Side-by-side comparison
| Aspect | GDPR | EU AI Act |
|---|---|---|
| What it protects | Personal data and privacy | Safety, rights, democracy from AI risks |
| Who enforces it | National Data Protection Authorities | National Market Surveillance Authorities |
| Max fine (individuals) | €20M or 4% of global revenue | €15M or 3% (provider); €35M or 7% (unacceptable risk) |
| Key document | DPIA for high-risk processing | Conformity assessment for high-risk AI |
| Applies to | Any personal data processing | AI systems with EU users or EU impact |
| In force since | 2018 | Prohibited practices: Feb 2025. High-risk: Aug 2026 |
| Automated decisions | Article 22 — rights to object | High-risk AI must have human oversight |
| Training data | Legal basis required for personal data | Data governance requirements for high-risk AI |
Practical example: an AI hiring tool
You build a tool that screens CVs and ranks candidates. It processes names, employment history, education — personal data. Here is what both laws require:
Under GDPR:
- Legal basis for processing applicant data (likely legitimate interest or consent)

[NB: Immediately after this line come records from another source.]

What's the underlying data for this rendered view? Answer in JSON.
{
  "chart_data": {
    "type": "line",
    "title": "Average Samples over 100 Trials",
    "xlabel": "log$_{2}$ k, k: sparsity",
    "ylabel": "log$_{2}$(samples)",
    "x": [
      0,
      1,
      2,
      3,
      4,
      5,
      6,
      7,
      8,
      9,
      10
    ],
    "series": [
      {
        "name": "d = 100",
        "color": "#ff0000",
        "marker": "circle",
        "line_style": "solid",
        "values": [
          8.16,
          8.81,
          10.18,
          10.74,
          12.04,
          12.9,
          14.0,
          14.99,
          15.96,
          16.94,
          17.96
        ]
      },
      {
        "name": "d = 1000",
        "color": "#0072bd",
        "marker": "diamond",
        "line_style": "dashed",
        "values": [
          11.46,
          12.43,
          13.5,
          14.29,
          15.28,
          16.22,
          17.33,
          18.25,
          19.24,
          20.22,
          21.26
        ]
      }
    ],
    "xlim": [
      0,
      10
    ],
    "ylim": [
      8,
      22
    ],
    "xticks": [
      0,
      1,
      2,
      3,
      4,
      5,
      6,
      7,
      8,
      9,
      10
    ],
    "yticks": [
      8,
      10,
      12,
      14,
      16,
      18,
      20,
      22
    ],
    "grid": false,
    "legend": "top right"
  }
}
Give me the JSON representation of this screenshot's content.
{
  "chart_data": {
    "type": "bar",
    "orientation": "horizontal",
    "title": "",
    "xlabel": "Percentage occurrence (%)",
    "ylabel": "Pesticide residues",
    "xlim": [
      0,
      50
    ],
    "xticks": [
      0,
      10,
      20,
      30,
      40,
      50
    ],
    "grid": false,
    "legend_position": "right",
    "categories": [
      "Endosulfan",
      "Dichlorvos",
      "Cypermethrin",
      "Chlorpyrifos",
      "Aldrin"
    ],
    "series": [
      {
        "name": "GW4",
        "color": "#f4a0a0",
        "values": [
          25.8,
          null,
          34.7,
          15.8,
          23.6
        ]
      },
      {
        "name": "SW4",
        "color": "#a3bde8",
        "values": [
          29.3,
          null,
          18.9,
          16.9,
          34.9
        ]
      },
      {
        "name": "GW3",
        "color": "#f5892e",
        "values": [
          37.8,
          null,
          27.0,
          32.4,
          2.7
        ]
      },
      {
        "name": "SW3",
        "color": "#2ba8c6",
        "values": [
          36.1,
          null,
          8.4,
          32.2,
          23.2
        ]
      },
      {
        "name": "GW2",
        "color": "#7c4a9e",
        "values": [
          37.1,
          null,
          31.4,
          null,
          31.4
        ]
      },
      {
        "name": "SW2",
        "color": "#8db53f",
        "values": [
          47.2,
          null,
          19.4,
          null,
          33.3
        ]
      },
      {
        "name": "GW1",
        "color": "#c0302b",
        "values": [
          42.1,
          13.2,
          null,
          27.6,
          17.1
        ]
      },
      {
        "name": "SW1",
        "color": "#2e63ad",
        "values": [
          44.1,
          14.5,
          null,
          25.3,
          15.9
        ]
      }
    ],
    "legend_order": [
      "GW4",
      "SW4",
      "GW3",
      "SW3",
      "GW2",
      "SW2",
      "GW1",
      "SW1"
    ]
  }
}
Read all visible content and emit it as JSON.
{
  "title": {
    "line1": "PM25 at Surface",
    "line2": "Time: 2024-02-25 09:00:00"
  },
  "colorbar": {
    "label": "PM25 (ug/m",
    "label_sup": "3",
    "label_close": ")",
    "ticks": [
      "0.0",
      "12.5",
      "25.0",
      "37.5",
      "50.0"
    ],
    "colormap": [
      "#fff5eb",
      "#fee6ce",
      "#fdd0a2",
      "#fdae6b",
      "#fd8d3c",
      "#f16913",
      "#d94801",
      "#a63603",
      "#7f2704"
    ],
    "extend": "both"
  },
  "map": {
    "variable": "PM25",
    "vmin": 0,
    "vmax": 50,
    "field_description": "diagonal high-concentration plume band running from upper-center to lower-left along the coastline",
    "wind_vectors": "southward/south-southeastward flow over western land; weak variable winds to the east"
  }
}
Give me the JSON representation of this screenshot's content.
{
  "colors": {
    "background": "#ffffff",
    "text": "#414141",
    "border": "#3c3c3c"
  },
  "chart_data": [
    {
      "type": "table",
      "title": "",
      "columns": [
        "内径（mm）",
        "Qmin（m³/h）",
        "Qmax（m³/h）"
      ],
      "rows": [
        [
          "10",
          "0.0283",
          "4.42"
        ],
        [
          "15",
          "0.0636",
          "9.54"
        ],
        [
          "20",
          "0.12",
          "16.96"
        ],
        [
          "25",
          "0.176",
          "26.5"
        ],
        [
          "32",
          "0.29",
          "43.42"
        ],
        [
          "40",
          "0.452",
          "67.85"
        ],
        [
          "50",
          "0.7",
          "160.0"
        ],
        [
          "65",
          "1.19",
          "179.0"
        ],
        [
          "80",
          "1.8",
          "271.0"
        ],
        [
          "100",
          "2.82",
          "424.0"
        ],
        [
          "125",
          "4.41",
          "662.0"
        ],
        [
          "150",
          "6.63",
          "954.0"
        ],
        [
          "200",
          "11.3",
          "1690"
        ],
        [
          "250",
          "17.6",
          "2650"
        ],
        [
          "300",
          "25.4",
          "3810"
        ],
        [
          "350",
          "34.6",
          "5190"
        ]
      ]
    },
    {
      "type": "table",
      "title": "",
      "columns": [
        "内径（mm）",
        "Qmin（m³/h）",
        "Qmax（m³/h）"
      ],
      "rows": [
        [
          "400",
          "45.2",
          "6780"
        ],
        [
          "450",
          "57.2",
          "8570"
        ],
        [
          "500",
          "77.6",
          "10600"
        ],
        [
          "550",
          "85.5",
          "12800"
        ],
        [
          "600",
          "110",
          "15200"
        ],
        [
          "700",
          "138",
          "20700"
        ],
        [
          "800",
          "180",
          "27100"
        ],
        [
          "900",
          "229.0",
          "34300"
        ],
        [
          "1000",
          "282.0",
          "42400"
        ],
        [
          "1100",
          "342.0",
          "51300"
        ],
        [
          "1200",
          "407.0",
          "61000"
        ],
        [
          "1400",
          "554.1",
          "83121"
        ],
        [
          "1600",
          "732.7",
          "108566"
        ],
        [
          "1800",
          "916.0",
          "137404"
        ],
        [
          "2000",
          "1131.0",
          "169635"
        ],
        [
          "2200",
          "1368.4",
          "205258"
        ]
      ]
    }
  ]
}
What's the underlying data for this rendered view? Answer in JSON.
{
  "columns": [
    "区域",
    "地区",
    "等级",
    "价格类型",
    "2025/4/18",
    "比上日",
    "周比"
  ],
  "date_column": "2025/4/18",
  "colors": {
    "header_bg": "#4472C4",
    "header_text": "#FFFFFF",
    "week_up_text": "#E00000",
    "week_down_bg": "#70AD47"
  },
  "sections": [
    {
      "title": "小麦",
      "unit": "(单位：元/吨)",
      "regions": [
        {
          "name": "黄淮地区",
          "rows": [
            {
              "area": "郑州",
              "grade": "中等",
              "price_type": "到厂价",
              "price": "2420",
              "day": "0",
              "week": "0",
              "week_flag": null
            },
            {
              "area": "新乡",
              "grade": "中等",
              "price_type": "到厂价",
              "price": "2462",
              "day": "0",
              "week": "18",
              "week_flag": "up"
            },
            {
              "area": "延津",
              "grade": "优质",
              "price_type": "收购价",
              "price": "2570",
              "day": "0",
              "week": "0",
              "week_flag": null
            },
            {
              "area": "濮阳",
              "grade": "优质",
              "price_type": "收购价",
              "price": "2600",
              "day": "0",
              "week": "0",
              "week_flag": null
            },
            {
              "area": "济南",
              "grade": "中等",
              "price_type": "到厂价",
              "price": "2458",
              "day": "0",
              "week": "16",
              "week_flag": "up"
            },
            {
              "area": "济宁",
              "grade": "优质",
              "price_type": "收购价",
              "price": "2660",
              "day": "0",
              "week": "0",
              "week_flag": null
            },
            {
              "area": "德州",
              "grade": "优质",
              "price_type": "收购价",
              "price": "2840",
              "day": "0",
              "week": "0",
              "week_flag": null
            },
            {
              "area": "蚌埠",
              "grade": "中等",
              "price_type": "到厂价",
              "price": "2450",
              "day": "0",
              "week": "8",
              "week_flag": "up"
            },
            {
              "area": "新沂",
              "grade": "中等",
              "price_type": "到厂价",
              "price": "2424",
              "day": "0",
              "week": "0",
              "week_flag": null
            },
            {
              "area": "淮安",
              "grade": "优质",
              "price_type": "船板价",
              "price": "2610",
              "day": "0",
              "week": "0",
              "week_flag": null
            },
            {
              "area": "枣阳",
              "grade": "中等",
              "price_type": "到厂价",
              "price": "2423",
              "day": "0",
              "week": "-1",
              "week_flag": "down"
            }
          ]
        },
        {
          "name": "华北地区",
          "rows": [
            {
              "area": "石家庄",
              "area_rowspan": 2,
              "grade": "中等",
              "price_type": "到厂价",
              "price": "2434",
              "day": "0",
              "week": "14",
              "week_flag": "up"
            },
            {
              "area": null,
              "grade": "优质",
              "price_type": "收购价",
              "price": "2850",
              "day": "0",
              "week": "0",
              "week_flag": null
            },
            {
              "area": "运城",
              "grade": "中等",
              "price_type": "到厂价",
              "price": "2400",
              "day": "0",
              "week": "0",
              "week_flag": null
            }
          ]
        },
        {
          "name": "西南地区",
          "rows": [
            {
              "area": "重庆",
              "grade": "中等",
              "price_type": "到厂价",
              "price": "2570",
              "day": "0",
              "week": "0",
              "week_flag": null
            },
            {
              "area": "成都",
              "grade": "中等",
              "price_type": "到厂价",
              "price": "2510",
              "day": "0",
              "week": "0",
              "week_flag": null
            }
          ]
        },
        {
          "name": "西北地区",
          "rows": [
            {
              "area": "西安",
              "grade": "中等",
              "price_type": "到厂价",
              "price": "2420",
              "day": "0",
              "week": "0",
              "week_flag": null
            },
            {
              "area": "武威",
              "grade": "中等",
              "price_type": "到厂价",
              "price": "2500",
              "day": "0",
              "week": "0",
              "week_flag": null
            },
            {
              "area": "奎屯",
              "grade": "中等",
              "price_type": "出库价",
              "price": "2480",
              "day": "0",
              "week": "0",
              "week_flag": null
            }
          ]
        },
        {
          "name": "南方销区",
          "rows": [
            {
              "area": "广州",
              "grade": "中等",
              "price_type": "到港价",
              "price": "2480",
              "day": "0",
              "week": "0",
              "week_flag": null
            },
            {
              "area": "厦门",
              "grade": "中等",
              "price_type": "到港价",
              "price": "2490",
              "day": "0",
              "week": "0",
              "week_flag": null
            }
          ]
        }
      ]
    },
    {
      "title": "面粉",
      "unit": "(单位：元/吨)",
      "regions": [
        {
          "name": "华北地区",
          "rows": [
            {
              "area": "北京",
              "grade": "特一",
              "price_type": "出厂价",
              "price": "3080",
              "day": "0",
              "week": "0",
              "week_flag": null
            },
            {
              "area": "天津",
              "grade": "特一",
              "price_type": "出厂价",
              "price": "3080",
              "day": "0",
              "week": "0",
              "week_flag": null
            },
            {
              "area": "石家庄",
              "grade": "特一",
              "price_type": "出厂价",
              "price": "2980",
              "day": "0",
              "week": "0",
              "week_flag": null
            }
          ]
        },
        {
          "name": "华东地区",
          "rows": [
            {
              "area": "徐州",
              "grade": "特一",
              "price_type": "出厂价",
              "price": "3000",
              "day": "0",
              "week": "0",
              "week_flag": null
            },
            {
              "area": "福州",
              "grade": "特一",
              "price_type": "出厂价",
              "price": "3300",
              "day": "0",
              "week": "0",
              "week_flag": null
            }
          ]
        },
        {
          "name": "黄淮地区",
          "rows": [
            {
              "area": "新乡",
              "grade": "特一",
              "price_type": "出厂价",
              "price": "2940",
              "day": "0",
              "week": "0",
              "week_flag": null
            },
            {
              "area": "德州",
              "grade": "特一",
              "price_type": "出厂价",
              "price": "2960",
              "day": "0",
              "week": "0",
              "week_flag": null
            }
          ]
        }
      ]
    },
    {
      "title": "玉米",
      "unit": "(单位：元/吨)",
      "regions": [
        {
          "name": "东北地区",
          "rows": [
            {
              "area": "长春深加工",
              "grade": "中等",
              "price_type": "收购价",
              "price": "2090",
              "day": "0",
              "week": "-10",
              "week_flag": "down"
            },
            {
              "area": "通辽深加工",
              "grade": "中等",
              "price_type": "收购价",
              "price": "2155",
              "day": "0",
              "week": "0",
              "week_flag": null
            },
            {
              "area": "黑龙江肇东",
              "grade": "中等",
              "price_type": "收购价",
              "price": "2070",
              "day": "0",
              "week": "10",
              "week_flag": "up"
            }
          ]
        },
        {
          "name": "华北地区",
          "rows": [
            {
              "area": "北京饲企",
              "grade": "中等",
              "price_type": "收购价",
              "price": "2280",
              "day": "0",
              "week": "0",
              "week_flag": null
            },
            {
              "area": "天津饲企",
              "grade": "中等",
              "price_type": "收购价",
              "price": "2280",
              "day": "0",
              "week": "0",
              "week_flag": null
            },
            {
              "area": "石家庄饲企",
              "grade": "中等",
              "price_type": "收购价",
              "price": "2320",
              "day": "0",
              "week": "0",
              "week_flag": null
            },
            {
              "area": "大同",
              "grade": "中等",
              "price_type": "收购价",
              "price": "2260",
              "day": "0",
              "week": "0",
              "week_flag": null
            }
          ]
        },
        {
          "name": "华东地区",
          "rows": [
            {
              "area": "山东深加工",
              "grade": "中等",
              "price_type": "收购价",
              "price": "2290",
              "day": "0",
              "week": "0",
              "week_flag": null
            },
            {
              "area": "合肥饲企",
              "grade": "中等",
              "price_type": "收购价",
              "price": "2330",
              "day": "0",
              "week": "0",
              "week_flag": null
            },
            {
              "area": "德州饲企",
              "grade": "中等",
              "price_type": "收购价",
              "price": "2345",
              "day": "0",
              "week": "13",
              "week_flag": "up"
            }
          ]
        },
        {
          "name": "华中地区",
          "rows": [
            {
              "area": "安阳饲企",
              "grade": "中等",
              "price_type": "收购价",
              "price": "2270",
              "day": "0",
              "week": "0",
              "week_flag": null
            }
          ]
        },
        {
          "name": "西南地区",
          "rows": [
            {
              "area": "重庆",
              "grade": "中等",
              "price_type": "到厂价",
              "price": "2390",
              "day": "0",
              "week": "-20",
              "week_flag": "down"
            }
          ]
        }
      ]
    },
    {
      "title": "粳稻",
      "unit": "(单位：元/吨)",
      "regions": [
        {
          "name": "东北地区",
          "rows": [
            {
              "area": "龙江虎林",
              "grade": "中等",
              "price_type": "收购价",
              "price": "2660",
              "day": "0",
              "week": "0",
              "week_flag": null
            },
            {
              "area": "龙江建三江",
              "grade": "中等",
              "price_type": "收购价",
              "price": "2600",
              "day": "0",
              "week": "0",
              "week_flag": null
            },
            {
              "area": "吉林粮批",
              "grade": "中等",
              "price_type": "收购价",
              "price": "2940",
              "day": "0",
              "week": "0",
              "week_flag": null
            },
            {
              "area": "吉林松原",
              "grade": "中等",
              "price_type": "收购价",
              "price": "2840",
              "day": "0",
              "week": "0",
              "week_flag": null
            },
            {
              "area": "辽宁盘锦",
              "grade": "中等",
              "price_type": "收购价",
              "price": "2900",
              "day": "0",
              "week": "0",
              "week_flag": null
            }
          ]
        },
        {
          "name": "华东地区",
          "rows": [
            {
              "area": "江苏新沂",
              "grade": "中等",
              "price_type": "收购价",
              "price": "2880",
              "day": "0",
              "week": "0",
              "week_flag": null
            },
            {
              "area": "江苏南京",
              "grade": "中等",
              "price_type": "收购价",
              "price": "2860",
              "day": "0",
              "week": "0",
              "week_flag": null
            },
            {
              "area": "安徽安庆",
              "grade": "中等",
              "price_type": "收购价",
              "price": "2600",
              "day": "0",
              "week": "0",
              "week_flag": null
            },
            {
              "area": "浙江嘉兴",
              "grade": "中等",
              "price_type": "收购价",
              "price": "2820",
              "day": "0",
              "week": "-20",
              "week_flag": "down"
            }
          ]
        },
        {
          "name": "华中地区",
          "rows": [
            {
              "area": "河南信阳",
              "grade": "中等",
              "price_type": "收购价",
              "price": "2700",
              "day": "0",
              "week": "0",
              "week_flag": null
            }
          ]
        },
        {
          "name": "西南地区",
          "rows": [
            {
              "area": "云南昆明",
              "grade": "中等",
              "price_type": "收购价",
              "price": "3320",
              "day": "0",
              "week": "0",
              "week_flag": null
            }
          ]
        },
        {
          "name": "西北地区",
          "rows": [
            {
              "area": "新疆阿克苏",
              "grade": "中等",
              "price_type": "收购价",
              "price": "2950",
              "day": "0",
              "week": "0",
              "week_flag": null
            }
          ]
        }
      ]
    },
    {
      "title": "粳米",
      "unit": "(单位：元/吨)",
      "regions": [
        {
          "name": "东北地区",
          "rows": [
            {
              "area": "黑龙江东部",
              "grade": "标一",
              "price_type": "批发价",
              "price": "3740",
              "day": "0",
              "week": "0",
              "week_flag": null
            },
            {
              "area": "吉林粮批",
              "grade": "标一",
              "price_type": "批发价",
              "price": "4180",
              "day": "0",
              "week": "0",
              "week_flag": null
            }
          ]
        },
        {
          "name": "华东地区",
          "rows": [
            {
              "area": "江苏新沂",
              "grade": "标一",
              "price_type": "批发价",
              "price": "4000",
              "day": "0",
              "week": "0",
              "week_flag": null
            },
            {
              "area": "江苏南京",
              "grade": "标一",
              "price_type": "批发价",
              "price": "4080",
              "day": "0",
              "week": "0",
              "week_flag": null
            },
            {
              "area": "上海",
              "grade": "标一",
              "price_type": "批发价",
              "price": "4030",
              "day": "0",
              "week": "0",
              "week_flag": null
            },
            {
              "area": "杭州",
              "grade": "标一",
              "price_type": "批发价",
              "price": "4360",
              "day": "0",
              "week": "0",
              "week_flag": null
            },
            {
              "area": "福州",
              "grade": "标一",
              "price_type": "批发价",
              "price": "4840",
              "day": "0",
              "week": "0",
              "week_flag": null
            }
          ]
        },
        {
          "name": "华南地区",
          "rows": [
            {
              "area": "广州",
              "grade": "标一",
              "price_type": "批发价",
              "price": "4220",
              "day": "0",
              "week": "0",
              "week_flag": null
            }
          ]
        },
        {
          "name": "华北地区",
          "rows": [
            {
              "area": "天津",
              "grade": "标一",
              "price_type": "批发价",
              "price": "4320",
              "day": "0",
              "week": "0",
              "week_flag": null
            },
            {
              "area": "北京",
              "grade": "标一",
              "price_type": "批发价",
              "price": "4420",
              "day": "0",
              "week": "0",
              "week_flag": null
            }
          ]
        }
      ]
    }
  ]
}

- DPIA required — CV screening clearly affects people's employment opportunities
- Article 22 compliance — candidates have the right to know automated screening is happening and to request human review
- Data retention policy — delete applicant data after X months
Under the EU AI Act (high-risk — AI in employment):
- Conformity assessment before deployment
- Technical documentation (architecture, training data, accuracy metrics)
- Logging of every decision for auditability
- Human oversight — a human must be able to review, override, and stop the system
- Bias testing across protected characteristics
- Register in the EU AI database (once it goes live)
- Inform the deploying employer of your obligations as provider
You can see that the EU AI Act requires far more technical work than GDPR for an AI hiring tool. GDPR is about data handling. The AI Act is about the system itself.
Different enforcement bodies — two separate audits
GDPR is enforced by Data Protection Authorities (the ICO in the UK, CNIL in France, the DPC in Ireland for most US companies). The EU AI Act is enforced by newly-created Market Surveillance Authorities in each EU member state. These are different agencies, often different government departments.
In practice, this means you can be fined by the CNIL for a GDPR violation and by a French market surveillance authority for an EU AI Act violation — for the same AI system, in the same week. Non-compliance with one does not protect you from enforcement of the other.
What to do now
Work through these in order:
- Inventory your AI systems. For each one, determine what personal data it processes and what risk classification it gets under the EU AI Act.
- GDPR first if you have not done it. Get your legal basis, privacy notices, and DPIAs in order for personal data in AI systems. This is already required and overdue.
- EU AI Act high-risk assessment. If any system is high-risk (hiring, credit, healthcare, biometrics, safety-critical infrastructure), start the conformity assessment process now. August 2026 is not far for systems that require significant documentation and technical changes.
- Chatbot transparency. If you have customer-facing chatbots, add a clear disclosure that users are talking to AI. This is required from August 2026 and is trivial to implement.
- Article 22 compliance. If any system makes automated decisions affecting individuals, ensure individuals can request human review and receive an explanation. This is already required under GDPR.